Настала третья ночь. Клавдия внимательно осмотрела углы своей комнаты, заперла окна, замкнула дверь и ушла к Палтусову. Вернулась под утро, опустила занавески у окон, подошла к постели. Когда откидывала одеяло, чтобы лечь, почувствовала вдруг, что кто-то сзади глядит на нее. Обернулась – в углу за шкафом смутно белело в полутьме что-то, похожее на повешенное платье. Клавдия подошла и увидела мать. Зинаида Романовна стояла в углу и молча смотрела на Клавдию. Ее лицо было бледно, утомлено, неподвижно, как красивая маска. Клавдия всматривалась в мать, – и фигура матери начинала казаться прозрачною тенью. Становилось страшно. Сделала над собою усилие подавить страх и спросила:
– Что за комедия? Зачем вы здесь? Зинаида Романовна молчала.
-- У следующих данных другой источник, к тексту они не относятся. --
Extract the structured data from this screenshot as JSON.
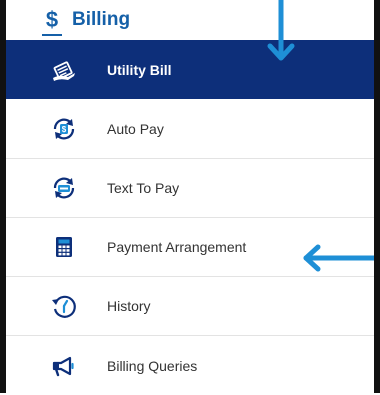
{
  "header": {
    "icon": "dollar-icon",
    "symbol": "$",
    "title": "Billing"
  },
  "menu": {
    "items": [
      {
        "label": "Utility Bill",
        "icon": "bill-icon",
        "active": true
      },
      {
        "label": "Auto Pay",
        "icon": "auto-pay-icon",
        "active": false
      },
      {
        "label": "Text To Pay",
        "icon": "text-to-pay-icon",
        "active": false
      },
      {
        "label": "Payment Arrangement",
        "icon": "calculator-icon",
        "active": false
      },
      {
        "label": "History",
        "icon": "history-icon",
        "active": false
      },
      {
        "label": "Billing Queries",
        "icon": "megaphone-icon",
        "active": false
      }
    ]
  },
  "annotations": {
    "color": "#1e8fd6",
    "arrows": [
      "down",
      "left"
    ]
  },
  "colors": {
    "accent": "#1560a8",
    "active_bg": "#0d2f7a"
  }
}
– Зачем вы приходите ко мне? – продолжала спрашивать Клавдия замиравшим и прерывистым голосом. – Что вам надо? Вы хотите говорить со мною? Вы молчите? Чего же вы хотите от меня?
Молчание матери и ее неподвижность в сером полумраке наводили на Клавдию невольный ужас. Взяла руку матери. Холодное прикосновение заставило затрепетать. Клавдия пристально всмотрелась в лицо матери: все оно трепетало безмолвным, торжествующим смехом, – каждая черточка бледного лица смеялась злорадно. Клавдии казалось, что зеленоватые глаза матери засветились фосфорическим блеском и что все ее лицо посинело. Этот холодный смех на посиневшем лице со светящимися глазами был так ужасен, от него веяло такою неестественною злобою, таким безнадежным безумием, что Клавдия затрепетала, закрыла глаза руками и отступила от матери. Смутно видела из-под трепетных рук, что белая ткань промелькнула внизу. Опустила руки и увидела, что в комнате нет никого.
Подошла к открытой двери, долго стояла у косяка. Всматривалась в темные углы коридора, боязливо думала короткими, смутными мыслями. Нагие плечи холодели, и тело вздрагивало от утреннего холода.